Last updated: 03:47 PM ET, Thu December 10 2015

Attacks in Egypt and Tunisia Lead Travelers to Seek Out 'New' Destinations

Destination & Tourism | Josh Lew | December 10, 2015

Attacks in Egypt and Tunisia Lead Travelers to Seek Out 'New' Destinations

PHOTO: Tenerife’s Mount Teide in the Canary Islands. As travel to places like Egypt and Tunisia slows, tour operators are finding gains in new destinations such as Cyprus and the Canary Islands. (Photo courtesy of Thinkstock)

German tour operator TUI is the largest company of its kind in the world. Given everything that has happened this year, you would expect the company, and its rival Thomas Cook, to be dealing with a major slowdown. That is actually not the case. TUI recently announced that it expected its earnings for 2015 to be 10 percent higher than they were in 2014. 

TUI did a lot of trade in two major North African destinations, Egypt and Tunisia. After terror attacks, tourist traffic has fallen significantly in both places. TUI was especially affected by the Tunisia attack earlier this year. Many of the 38 people killed in this massacre were in the country on packages purchased from the company. 

Focus on new destinations 

Instead of staying home, package tourists are simply finding other places to visit. According to TUI, there is now a lot of demand for trips to the Canary Islands and Cyprus, two destinations that are deemed safe. Earlier today, TUI’s chief, Peter Long, told reporters that his company is in a good position to deal with such travel disruptions and to steer travelers to safer destinations if needed. Speaking of the suspension of travel to Egypt, he said "We have the ability to absorb this and still be comfortable with the guidance of at least 10 percent growth in earnings."

In addition to the Canaries and Cyprus, more tourists are heading to Cape Verde off the coast of West Africa. Others are going across the Atlantic to Mexico and the Caribbean. 

Big travel firms able to cope

TUI is a huge company. Its current incarnation was formed last year after the merger of the UK’s TUI Travel and Germany’s TUI AG. Bigger firms like this are probably better equipped to deal with mass cancellations. After the Tunisia attacks, the company refunded more than 52 million Euros to people who had already booked trips to the North African country. 

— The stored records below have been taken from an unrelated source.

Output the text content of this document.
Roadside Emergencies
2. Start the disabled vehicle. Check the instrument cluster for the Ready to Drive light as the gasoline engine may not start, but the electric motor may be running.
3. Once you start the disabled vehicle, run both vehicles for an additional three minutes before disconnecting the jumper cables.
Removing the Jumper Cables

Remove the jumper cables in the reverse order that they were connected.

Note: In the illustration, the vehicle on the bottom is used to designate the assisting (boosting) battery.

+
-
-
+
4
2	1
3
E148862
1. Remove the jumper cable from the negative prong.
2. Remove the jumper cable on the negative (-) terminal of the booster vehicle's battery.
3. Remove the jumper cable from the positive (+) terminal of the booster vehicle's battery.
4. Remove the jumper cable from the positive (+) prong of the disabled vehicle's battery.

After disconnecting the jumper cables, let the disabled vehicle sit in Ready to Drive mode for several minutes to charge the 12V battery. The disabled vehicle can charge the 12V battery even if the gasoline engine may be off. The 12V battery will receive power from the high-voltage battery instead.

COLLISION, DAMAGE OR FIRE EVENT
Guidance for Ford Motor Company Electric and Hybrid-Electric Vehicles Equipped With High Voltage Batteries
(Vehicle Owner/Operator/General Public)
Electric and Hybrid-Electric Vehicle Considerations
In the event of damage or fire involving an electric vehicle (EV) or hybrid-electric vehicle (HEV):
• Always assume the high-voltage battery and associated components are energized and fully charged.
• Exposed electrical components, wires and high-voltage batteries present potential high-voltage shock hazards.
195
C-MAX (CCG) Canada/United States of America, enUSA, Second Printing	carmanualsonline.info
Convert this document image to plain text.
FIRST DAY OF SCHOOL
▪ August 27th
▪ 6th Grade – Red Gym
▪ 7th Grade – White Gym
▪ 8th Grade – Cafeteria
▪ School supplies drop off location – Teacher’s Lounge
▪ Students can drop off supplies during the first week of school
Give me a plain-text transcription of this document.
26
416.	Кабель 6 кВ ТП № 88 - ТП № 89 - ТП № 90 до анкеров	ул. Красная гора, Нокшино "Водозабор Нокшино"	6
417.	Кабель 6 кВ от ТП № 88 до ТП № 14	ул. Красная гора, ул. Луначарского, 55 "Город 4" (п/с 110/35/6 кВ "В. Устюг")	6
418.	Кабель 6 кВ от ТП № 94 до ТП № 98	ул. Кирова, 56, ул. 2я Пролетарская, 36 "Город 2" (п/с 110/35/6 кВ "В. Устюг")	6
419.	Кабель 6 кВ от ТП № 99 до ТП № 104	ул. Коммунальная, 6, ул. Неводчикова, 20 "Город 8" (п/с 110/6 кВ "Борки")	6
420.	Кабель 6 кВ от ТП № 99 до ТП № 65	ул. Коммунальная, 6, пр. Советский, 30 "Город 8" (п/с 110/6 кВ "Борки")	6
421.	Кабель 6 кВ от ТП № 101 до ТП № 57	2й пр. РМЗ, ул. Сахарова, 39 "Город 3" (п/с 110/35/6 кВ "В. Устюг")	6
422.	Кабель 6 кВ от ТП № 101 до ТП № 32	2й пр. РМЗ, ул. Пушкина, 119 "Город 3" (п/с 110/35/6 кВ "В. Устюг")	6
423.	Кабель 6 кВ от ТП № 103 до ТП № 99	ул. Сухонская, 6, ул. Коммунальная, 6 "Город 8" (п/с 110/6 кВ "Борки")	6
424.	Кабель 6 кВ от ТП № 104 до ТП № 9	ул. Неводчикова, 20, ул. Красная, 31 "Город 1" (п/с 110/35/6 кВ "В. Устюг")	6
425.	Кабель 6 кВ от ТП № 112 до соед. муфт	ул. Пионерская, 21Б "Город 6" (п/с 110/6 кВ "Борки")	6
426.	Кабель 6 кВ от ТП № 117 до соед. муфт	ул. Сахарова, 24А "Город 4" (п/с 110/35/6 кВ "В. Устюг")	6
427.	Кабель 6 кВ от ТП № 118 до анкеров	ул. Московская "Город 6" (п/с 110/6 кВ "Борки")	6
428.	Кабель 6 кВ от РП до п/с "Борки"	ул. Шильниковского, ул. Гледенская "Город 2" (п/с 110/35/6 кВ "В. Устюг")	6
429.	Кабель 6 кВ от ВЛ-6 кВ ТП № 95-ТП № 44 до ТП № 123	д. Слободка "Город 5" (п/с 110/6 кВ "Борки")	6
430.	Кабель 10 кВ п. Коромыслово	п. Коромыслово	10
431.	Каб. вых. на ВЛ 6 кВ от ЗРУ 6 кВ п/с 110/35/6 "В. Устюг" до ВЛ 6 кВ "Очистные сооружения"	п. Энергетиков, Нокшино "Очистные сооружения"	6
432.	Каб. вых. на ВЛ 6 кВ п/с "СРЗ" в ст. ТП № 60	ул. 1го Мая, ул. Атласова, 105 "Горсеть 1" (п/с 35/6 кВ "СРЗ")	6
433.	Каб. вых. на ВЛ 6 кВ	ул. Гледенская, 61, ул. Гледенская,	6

New destinations on the radar for travelers

On a deeper level, TUI’s announcement shows that people are still going to travel even with all the terror-related news stealing the headlines this year. Perhaps these undeterred tourists are a little smarter than the media seems to be giving them credit for. People are paying attention to which places are still deemed safe to travel. All the destinations that are in demand for TUI customers have been deemed safe or even suggested by the U.K.’s Foreign Office and other “official” organizations that are tasked with keeping their citizens secure abroad. 

Places like Cape Verde and the Canary Islands could really benefit if they are able to turn this temporary trend into an ongoing source of tourist traffic.  

Waiting for Egypt to open up again

Monarch Airlines, a competitor of TUI and Thomas Cook, has also found that the Canary Islands are piquing travelers’ interest. The airline has said that it is waiting for the British government to confirm that it is safe to resume flights to the Egyptian resort town of Sharm al-Sheikh. Meanwhile, it has increased service to the nearby Israeli resort town of Eilat.

Monarch has already canceled all flights to Sharm until Jan. 6. That is the earliest possible time that service could resume. The British government has announced that it is talking with Egypt about security in the Sinai, but there has been no timeline announced as far as lifting the ban on UK airlines flying into the region.

TUI’s shareholders will certainly be happy with today’s announcement. The travel industry in general should also take heart in the trend of people simply shifting their vacation plans elsewhere rather than staying home altogether.